The volume concludes with a series of valuable appendixes. The first appendix is a register of sites documented by the survey. Each site in the register receives a short description with information on the location, surface conditions, architecture, small finds, chronology, and function. The detailed information in the site register suggests a greater attention to method and procedure in the fieldwork than the analysis and interpretation reveals. The absence of any quantitative data on the number of artifact, artifact densities, or even the proportion of artifacts from each period does not follow contemporary standards for survey.

The second appendix by A. Koskinas is a useful study of tiles from the various sites and offers a framework for a potential typology of roof tiles. Unfortunately permit restrictions made it impossible to collect a study collection or to subject formal observations with more scientific studies of fabrics. It remains, however, a start and an important point of departure for more systematic studies of tiles in both excavated and survey assemblages in the region.

Appendixes 3 and 4 document the sparse remains of aqueducts in Sikyonia and a horos inscription that appears to mark the boundary of public land.

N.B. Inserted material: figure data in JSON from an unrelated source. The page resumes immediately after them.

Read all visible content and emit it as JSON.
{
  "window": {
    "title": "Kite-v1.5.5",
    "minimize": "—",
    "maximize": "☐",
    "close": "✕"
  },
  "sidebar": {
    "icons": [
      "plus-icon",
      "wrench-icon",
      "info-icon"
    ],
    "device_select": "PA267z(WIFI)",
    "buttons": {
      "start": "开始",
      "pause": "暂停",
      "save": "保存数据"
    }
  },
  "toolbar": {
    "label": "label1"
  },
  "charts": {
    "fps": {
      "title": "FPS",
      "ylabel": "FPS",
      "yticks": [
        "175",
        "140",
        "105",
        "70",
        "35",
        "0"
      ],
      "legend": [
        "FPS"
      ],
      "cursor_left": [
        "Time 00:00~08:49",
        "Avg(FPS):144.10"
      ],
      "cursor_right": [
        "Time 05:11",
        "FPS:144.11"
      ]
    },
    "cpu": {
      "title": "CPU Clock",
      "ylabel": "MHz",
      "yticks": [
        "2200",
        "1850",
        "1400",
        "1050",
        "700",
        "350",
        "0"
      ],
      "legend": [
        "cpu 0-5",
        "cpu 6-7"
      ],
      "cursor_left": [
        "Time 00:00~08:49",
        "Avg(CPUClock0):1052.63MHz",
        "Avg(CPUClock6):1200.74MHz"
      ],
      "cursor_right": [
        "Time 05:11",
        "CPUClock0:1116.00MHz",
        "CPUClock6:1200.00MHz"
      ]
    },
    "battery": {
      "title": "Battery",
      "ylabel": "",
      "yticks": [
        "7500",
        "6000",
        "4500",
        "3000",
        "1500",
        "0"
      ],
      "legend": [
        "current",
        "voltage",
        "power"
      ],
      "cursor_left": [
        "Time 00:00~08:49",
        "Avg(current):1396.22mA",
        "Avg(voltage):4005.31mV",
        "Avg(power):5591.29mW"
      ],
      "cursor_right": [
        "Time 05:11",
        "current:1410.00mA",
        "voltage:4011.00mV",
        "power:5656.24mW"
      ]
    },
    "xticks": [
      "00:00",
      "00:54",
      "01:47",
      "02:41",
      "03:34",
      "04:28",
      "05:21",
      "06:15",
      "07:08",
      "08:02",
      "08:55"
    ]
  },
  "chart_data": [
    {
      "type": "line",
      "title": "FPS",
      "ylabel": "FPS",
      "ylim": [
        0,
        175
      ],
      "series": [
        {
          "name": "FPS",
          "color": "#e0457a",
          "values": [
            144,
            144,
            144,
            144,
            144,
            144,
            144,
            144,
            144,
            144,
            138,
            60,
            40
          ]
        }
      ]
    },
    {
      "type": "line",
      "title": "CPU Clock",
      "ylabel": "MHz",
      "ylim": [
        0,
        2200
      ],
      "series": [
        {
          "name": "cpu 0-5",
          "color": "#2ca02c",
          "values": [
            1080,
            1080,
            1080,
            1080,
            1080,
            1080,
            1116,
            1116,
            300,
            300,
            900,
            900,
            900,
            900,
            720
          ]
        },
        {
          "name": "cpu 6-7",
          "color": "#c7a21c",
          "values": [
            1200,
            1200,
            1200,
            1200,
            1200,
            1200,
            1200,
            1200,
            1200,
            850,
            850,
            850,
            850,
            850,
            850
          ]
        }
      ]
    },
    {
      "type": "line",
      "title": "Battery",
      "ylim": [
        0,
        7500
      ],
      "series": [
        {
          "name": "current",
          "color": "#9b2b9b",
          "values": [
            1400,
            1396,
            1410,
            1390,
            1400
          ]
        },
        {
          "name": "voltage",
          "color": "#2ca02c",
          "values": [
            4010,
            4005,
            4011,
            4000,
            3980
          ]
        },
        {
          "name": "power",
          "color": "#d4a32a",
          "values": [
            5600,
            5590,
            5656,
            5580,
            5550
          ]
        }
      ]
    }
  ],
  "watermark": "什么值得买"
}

Appendixes 5 by L. Kormazopoulou, I. Zygouri, and V. Papathanassiou and 6 by A. Matthaiou and Lolos present the result of work at the Cave of Lechova where the remains of a sanctuary active from the Archaic to Hellenistic period were found. Appendix 7 provides a transcription and translation of a 16th-century inscription from the church of Ayios Nikolaos in Vasiliko. The use of this inscription to imagine a 16th-century revival in religious architecture in the Sikyonia seems a bit tenuous.

The book is well-edited, as is common to works in the Hesperia Supplement series. It is, however, a bit odd that the author did not provide translation of the Ancient Greek passages as is typical in Hesperia. Finally, the decision by the author and the press not to update the citations after a significant delay in publication (the manuscript was submitted in 2005) is frustrating.

These minor points, however, do not detract in a substantive way from the value of Lolos’s work to scholars working in the Northeastern Peloponnesus or on the history of cities and region across the Mediterranean. The books fits well into the flurry of recent publications on the Corinthian landscape and contributes in a meaningful way to this area becoming the best understood territory in Ancient Greece outside of Attica.

Notes

1. Y. Pikoulas, Ὁδικὸ δίκτυο καὶ ἄμυνα. Ἀπο τὴν Κόρινθο στὸ Ἄργος καὶ τὴν Ἀρκαδίας. Athens 1995.

2. J. Marchand, “Kleonai, the Corinth-Argos Road, and the “Axis of History”” Hesperia 78 (2009), 107-163.

3. J. Ober, Fortress Attica: defense of the Athenian land frontier, 404-322 B.C. Mnemosyne Supplement 84. Leiden 1985.

4. Much of the current debate is summarized in S. P. Morris and J. Papadopoulos, “Greek Towers and Slaves: An Archaeology of Exploitation,” AJA 109 (2005) 155-225.